USTR officials said they calculated that China has spent about $1 billion over the past three years, providing free or discounted services to industrial centers that specialize in exporting and that put U.S. producers and exporters at a disadvantage in the global market.
China’s elimination of the subsidies is particularly good for U.S. farmers and agricultural exporters, Rep. Sam Farr, D-Calif., said.
“Trade is crucial for the agriculture industry in my California district,” Farr said. “Our growers play by the rules and we expect the same from our trade partners. This administration’s strong record of enforcing trade agreements and pushing for even higher standards in future deals ensures that everyone is playing on a level field.”
USTR officials highlighted seafood as a sector that has been highly subsidized by the Chinese government in order to boost exports, but Farr pointed to damage in his own central California district.
Chinese shipments of commodities like garlic are especially damaging to U.S. producers, he said. He noted that his constituents have complained often that you can buy imported Chinese garlic in Gilroy, California -- home to the annual Gilroy Garlic Festival and the Miss Gilroy Garlic Beauty Pageant – at lower prices than the domestic product.
Democratic Reps. Henry Cuellar of Texas, Scott Peters of California and Kurt Schrader of Oregan also attended the press conference to praise the USTR victory. Rep. Suzan DelBene, D-Wash., who was not at the event, said in a statement, “China has illegally subsidized manufacturers and producers across seven economic sectors – several of which directly harm businesses and farms in Washington’s First District.”
But the U.S. win went further than just stopping Chinese export subsidies, Froman said. It shows that the U.S. is capable of enforcing trade rules and provides an example of how the U.S. will make sure that foreign trade partners live up to promises in the 12-country Trans-Pacific Partnership, he explained.
“This agreement shows our dedication to ensuring that American workers and businesses have the opportunity to compete fairly, supporting high-quality U.S. jobs and strengthening the middle class,” Froman said. “It also demonstrates the resolve with which we will enforce the high standards negotiated in the Trans-Pacific Partnership, whether on labor, environment, intellectual property rights or other commercial issues.”
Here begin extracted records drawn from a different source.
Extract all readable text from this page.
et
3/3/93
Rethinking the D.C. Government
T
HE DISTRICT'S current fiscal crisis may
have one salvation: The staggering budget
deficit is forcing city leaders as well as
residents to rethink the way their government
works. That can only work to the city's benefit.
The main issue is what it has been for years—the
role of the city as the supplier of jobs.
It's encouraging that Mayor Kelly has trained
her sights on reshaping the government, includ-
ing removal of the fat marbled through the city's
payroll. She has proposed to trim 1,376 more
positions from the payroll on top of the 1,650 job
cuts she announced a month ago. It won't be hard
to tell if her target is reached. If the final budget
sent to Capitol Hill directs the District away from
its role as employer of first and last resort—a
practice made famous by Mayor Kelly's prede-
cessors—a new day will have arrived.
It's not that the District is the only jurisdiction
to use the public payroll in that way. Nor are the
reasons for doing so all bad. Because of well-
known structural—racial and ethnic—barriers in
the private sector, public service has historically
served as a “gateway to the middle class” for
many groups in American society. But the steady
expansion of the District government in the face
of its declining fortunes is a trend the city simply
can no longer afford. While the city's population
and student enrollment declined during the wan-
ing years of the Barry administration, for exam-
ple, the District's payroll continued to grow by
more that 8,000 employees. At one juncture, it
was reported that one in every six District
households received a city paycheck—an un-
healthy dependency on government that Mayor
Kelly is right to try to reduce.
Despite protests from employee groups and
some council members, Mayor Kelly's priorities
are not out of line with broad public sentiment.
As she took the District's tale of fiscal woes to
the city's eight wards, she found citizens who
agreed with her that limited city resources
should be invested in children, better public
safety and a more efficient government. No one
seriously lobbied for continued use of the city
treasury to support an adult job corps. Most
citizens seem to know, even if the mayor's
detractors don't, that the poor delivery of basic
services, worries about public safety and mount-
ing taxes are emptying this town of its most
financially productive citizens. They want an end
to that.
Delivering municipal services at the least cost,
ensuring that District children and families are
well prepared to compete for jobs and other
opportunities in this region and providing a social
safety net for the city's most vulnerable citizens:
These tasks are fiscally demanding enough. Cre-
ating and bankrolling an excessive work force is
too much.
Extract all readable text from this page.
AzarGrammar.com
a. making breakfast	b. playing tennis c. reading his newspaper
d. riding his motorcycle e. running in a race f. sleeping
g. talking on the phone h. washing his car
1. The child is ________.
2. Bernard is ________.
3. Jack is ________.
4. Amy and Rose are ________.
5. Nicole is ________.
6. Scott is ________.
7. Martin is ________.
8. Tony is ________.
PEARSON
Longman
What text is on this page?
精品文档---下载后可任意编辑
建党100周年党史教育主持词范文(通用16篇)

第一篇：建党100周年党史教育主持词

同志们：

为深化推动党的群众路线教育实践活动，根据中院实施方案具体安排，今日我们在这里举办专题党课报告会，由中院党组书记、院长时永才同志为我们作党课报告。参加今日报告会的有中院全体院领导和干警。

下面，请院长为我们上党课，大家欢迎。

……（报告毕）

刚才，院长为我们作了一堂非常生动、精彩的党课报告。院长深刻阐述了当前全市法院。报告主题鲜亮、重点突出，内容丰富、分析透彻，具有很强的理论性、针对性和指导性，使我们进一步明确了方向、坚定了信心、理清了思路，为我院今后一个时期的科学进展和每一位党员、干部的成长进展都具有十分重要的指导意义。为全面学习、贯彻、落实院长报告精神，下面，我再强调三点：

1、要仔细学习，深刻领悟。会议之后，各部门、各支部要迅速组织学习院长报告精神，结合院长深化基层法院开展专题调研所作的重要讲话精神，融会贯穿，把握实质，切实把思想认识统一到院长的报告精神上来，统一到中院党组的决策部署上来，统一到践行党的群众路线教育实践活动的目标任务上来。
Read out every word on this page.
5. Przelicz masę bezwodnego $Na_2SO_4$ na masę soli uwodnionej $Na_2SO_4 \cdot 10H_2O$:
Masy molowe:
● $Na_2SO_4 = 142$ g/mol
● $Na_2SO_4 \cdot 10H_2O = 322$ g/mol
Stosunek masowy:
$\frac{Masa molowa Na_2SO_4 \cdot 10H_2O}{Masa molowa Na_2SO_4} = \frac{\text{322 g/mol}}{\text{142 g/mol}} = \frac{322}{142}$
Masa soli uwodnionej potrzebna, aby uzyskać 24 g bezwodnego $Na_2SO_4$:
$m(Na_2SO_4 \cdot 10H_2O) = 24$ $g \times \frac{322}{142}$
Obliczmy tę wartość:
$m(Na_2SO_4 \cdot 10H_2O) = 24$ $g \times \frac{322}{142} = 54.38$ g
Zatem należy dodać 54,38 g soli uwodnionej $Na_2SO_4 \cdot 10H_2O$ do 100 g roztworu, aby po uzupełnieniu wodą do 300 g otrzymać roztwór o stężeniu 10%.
Froman and other Obama administration officials are lobbying lawmakers to approve the TPP this year, a deal the American Farm Bureau Federation says will increase net farm income by $4.4 billion annually.
It was on Feb. 11, 2015, that the U.S. first filed a challenge with the World Trade Organization against China’s export subsidy scheme with the awkward name Demonstration Bases-Common Service Platform Program, and the WTO established a dispute panel about two months later.
In the end China chose not to fight the U.S. complaint and on Thursday signed an agreement in Switzerland to dismantle the export subsidies that supported 179 industrial complexes throughout the country.
When asked if the U.S. was looking into other subsidy schemes being employed by China, one U.S. trade officials responded: “We’re constantly prowling … looking for other things. We’re going to continue to that. We’re pretty good at finding these things out.”